Title: | Neural Jump Stochastic Differential Equations |

I very much like this approach. It is well explained. Many of the existing approaches are overly complex cobblings of discrete-time and continuous-time ideas. By contrast, this is a clean solution that is computationally reasonable. The experimental results show a good variety of uses of the proposed method. It is here that the paper could be most improved: - The details of the MLPs (number of hidden units, number of layers, method for training) are completely omitted. - The paper does not compare with Neural ODE, particularly where the authors of that paper used an RNN to encode the starting latent value. - The paper does not do comparisons in Section 4.3 to other methods. The neural Hawkes process can be easily augmented (by adding another MLP from the hidden state) to predict marks (locations) associated with each event. Overall, I like the paper, but it really should supply more information on the experimental set-ups, in order to judge the significance of the effects shown. The "Reproducibility Response" claims this information is in the paper, but it is neither in the paper nor the supplementary material. One question which should be addressed in the paper: - Why are the RNN and Neural JSDE better than a Poisson process on Poisson data?
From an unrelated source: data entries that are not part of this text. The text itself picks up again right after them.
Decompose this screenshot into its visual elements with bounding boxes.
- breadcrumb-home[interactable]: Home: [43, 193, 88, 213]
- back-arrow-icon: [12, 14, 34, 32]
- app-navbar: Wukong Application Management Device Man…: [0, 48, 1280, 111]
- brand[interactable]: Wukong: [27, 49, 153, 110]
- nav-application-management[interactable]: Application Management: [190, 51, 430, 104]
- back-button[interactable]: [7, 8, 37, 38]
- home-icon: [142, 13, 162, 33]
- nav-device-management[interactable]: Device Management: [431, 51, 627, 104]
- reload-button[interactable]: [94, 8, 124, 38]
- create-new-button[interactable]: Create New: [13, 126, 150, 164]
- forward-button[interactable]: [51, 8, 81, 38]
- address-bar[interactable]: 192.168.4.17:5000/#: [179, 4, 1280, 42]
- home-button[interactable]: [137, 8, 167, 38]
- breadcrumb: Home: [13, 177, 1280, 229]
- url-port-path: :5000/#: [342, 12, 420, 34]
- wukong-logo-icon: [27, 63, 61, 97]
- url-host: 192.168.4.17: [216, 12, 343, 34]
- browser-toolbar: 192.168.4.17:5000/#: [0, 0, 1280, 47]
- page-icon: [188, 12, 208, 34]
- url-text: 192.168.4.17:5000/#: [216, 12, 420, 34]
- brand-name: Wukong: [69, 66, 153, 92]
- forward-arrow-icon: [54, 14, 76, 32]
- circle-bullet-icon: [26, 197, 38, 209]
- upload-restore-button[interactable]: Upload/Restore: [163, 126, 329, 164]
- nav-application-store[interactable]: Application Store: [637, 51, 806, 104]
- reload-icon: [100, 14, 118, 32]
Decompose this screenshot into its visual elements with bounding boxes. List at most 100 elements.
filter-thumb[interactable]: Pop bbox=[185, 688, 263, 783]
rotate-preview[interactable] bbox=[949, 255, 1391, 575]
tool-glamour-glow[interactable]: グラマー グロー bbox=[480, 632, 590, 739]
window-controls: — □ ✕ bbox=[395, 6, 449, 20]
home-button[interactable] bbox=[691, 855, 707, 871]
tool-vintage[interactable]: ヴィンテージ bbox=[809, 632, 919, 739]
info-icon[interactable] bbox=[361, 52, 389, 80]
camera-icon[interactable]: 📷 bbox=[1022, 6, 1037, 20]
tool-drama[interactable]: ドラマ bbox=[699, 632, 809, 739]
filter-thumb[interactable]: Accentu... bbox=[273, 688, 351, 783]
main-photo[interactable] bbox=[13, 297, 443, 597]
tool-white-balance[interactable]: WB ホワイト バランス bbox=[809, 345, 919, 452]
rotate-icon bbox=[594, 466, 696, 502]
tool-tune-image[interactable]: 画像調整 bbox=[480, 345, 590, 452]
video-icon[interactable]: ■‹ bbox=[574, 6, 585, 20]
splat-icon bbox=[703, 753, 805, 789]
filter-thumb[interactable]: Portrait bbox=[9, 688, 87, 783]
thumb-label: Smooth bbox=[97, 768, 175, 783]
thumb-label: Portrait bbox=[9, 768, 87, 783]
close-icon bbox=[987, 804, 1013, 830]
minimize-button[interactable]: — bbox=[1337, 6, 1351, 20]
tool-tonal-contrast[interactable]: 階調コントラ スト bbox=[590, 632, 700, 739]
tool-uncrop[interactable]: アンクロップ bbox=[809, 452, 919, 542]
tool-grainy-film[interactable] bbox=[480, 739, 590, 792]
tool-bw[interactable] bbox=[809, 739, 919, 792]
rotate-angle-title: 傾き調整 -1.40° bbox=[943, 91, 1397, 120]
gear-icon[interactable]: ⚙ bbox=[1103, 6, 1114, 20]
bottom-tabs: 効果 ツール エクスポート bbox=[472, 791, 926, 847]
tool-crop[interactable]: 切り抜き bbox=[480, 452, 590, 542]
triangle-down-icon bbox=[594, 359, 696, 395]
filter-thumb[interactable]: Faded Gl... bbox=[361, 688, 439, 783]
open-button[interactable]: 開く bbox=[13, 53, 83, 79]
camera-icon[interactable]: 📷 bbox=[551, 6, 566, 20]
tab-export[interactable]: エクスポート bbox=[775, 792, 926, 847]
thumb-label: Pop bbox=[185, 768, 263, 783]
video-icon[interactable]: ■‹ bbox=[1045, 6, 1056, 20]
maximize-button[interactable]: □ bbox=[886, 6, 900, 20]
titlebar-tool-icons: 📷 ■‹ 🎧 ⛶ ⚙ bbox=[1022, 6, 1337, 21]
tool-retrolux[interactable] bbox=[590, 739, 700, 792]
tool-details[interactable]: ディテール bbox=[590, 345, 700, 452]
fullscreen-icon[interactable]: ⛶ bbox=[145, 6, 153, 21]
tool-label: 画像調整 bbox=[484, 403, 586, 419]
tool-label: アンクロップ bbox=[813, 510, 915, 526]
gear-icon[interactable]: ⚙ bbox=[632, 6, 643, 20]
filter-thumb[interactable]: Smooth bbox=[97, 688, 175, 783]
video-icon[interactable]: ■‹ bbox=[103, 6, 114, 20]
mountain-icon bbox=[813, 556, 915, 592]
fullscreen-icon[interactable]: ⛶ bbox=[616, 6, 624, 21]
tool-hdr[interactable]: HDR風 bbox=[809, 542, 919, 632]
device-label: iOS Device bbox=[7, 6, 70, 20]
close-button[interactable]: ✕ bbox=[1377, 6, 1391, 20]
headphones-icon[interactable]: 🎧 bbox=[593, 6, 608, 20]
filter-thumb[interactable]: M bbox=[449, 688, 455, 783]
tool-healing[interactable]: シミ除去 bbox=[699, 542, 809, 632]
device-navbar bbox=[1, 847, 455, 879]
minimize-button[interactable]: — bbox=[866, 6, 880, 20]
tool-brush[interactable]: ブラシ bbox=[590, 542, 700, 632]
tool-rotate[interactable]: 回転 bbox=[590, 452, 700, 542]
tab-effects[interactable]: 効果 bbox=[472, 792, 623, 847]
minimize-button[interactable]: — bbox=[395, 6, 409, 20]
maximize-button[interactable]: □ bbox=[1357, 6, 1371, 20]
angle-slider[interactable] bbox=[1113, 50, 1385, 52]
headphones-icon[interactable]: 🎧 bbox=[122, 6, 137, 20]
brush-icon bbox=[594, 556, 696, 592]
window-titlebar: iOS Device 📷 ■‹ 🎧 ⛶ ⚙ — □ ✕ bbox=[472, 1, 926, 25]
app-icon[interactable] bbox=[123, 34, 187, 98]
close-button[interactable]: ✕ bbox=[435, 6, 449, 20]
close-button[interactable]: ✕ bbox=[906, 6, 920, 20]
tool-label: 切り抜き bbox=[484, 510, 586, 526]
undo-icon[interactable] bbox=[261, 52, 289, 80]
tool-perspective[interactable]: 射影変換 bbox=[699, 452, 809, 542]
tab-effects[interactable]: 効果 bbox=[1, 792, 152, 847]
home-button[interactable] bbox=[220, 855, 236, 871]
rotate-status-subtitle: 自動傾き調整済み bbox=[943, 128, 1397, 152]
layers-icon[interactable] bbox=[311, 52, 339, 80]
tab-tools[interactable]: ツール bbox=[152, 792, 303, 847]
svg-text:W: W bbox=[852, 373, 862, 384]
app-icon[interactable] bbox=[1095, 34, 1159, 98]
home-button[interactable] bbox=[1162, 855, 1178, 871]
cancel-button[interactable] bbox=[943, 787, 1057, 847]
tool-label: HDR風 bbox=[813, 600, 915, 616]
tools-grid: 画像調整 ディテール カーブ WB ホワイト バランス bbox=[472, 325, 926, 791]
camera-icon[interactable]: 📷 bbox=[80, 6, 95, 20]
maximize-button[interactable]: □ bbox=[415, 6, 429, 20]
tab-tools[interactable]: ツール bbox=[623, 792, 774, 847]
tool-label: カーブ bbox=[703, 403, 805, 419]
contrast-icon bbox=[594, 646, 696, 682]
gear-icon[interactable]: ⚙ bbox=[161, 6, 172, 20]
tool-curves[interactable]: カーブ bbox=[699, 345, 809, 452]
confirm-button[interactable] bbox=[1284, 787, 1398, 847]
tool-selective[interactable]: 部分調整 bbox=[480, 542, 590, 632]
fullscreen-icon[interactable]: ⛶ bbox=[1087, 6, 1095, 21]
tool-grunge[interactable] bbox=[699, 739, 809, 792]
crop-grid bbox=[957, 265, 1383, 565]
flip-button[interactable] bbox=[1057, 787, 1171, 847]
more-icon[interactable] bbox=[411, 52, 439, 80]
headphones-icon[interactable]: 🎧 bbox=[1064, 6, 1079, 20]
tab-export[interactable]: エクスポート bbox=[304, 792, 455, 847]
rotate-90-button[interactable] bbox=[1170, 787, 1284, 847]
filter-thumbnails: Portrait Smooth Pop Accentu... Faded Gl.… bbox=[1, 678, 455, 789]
If this is because of regularization, then this further underscores the need for clear experimental set-up descriptions so that this can be judged for all experiments and all methods.

This paper makes a notable extension to the Neural ODE work, by amending the continuous ODE with discontinuities introduced by discrete events. The technically difficulty is that in the presence of the discontinuity, the left and right limit of the adjoint vectors are different. The authors propose to handle the jumps of the adjoint vectors by lifting them from their right limit to the left. In terms of the model structure, both the dynamics function and the jump function are parameterized by MLP, which is also used to model the conditional intensity, and the emission. Various methods are compared empirically, showing the advantages of the proposed approach in accuracy, parsimonious of the model, and the capability of handling events with real-valued features. This paper is nicely written, well motivated, the relevant background and is presented clearly. I quite enjoyed reading the paper. Significance wise, I can see the proposed model having applications in a wide range of time series prediction tasks, such as financial, or retail demand time series where the spikes are triggered by certain events. Overall, a very good paper. Detailed comments and questions. 1. In section 3.1, it would be good to spell out the full generative model. For example, it would make it more clear how different marks are generated, and similarly with "events with real-valued features." 2. The original neural ODE can also be used to model inhomogeneous Poisson processes, I'm wondering how this method compares empirically to it? 3. For the experiments, it would be good to repeat multiple times and report the stds associated with the results. Also how's the running time, comparing to, for example, baseline RNN network, and RMTPP [20]?

This paper proposes Neural Jump Stochastic Differential Equations, a general framework for modeling temporal event sequences. We demonstrate the state of the art performance on prediction tasks. The paper is well written and model is interesting. My concern lies in the experiment section. The model does not show performance improvement on MIMIC dataset, and on stackoverflow the improvement is incremental, and it is questionable if it is statistical significant. Another evaluation metric is event time prediction, see the experiments in [20]. This evaluation metric will also demonstrate the predictive power of the proposed model. a relevant paper that should be cited: [1] A Stochastic Differential Equation Framework for Guiding Online User Activities in Closed Loop, Wang et al, AISTATS 2018 The derivations in section 3.1 should mention [1], where same equations have been derived. ---------------------------- thanks the authors for your response, and it addressed my concerns. I changed the score accordingly.